Era en la pensión de una mujer muy amable de raza negra que arrendaba un negocio que consistía en alquiler de habitaciones y bar restaurante. La mujer se encargaba de todo, de alquilar las habitaciones, de cocinera, en fin, muy enérgica.

Cuando salí por la mañana y comenté el susto que me había llevado, me contestaron varios con comentarios parecidos a “Qué? Si eso no es nada, si sólo fueron 3,4!”. Me quedé “pasau” y lo primero que hice fue como el argentino. Me compré un billete y echando betún al aeropuerto!. Allí casi me vuelven loco con los perros antidrogas oliendo a la bolsa que llevaba conmigo. Pero en fín, lo mismo o más ocurre en muchos aeropuertos de América Central y del Sur.

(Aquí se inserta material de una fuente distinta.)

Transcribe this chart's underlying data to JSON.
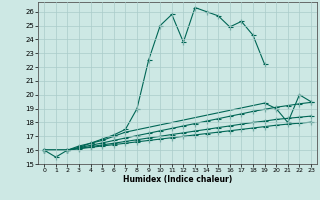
{
  "xlabel": "Humidex (Indice chaleur)",
  "xlim": [
    -0.5,
    23.5
  ],
  "ylim": [
    15,
    26.7
  ],
  "yticks": [
    15,
    16,
    17,
    18,
    19,
    20,
    21,
    22,
    23,
    24,
    25,
    26
  ],
  "xticks": [
    0,
    1,
    2,
    3,
    4,
    5,
    6,
    7,
    8,
    9,
    10,
    11,
    12,
    13,
    14,
    15,
    16,
    17,
    18,
    19,
    20,
    21,
    22,
    23
  ],
  "bg_color": "#cde8e4",
  "grid_color": "#aaccca",
  "line_color": "#006655",
  "line1_x": [
    0,
    1,
    2,
    3,
    4,
    5,
    6,
    7,
    8,
    9,
    10,
    11,
    12,
    13,
    14,
    15,
    16,
    17,
    18,
    19
  ],
  "line1_y": [
    16.0,
    15.5,
    16.0,
    16.3,
    16.5,
    16.8,
    17.1,
    17.5,
    19.0,
    22.5,
    25.0,
    25.8,
    23.8,
    26.3,
    26.0,
    25.7,
    24.9,
    25.3,
    24.3,
    22.2
  ],
  "line2_x": [
    0,
    2,
    3,
    4,
    5,
    6,
    7,
    19,
    20,
    21,
    22,
    23
  ],
  "line2_y": [
    16.0,
    16.0,
    16.2,
    16.5,
    16.7,
    17.0,
    17.3,
    19.4,
    19.0,
    18.0,
    20.0,
    19.5
  ],
  "line3_x": [
    0,
    2,
    3,
    4,
    5,
    6,
    7,
    8,
    9,
    10,
    11,
    12,
    13,
    14,
    15,
    16,
    17,
    18,
    19,
    20,
    21,
    22,
    23
  ],
  "line3_y": [
    16.0,
    16.0,
    16.18,
    16.35,
    16.52,
    16.7,
    16.88,
    17.05,
    17.22,
    17.4,
    17.57,
    17.75,
    17.92,
    18.1,
    18.27,
    18.45,
    18.62,
    18.8,
    18.95,
    19.1,
    19.22,
    19.35,
    19.45
  ],
  "line4_x": [
    0,
    2,
    3,
    4,
    5,
    6,
    7,
    8,
    9,
    10,
    11,
    12,
    13,
    14,
    15,
    16,
    17,
    18,
    19,
    20,
    21,
    22,
    23
  ],
  "line4_y": [
    16.0,
    16.0,
    16.13,
    16.25,
    16.38,
    16.5,
    16.63,
    16.75,
    16.88,
    17.0,
    17.13,
    17.25,
    17.38,
    17.5,
    17.63,
    17.75,
    17.88,
    18.0,
    18.1,
    18.22,
    18.3,
    18.38,
    18.46
  ],
  "line5_x": [
    0,
    2,
    3,
    4,
    5,
    6,
    7,
    8,
    9,
    10,
    11,
    12,
    13,
    14,
    15,
    16,
    17,
    18,
    19,
    20,
    21,
    22,
    23
  ],
  "line5_y": [
    16.0,
    16.0,
    16.1,
    16.2,
    16.3,
    16.4,
    16.5,
    16.6,
    16.7,
    16.8,
    16.9,
    17.0,
    17.1,
    17.2,
    17.3,
    17.4,
    17.5,
    17.6,
    17.7,
    17.8,
    17.88,
    17.95,
    18.02
  ]
}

Hice escala en Caracas en el vuelo a Río. Y hablando con el gallego -propietario del hotel donde me hospedé- me contó que el ambiente allí era peligrosísimo, que un amigo de su pueblo en Galicia lo había visitado hacía unos meses y que un día salió a dar una vuelta a las afueras del hotel y que había vuelto en calzoncillos. Que le habían quitado todo!.

En fin, qué decir, que la estancia en el barrio de Catete en Río fue como un bálsamo para el alma después del ‘miniterremoto’ y los calzoncillos de Caracas. Y que entiendo perfectamente la actitud del argentino en Viña del Mar.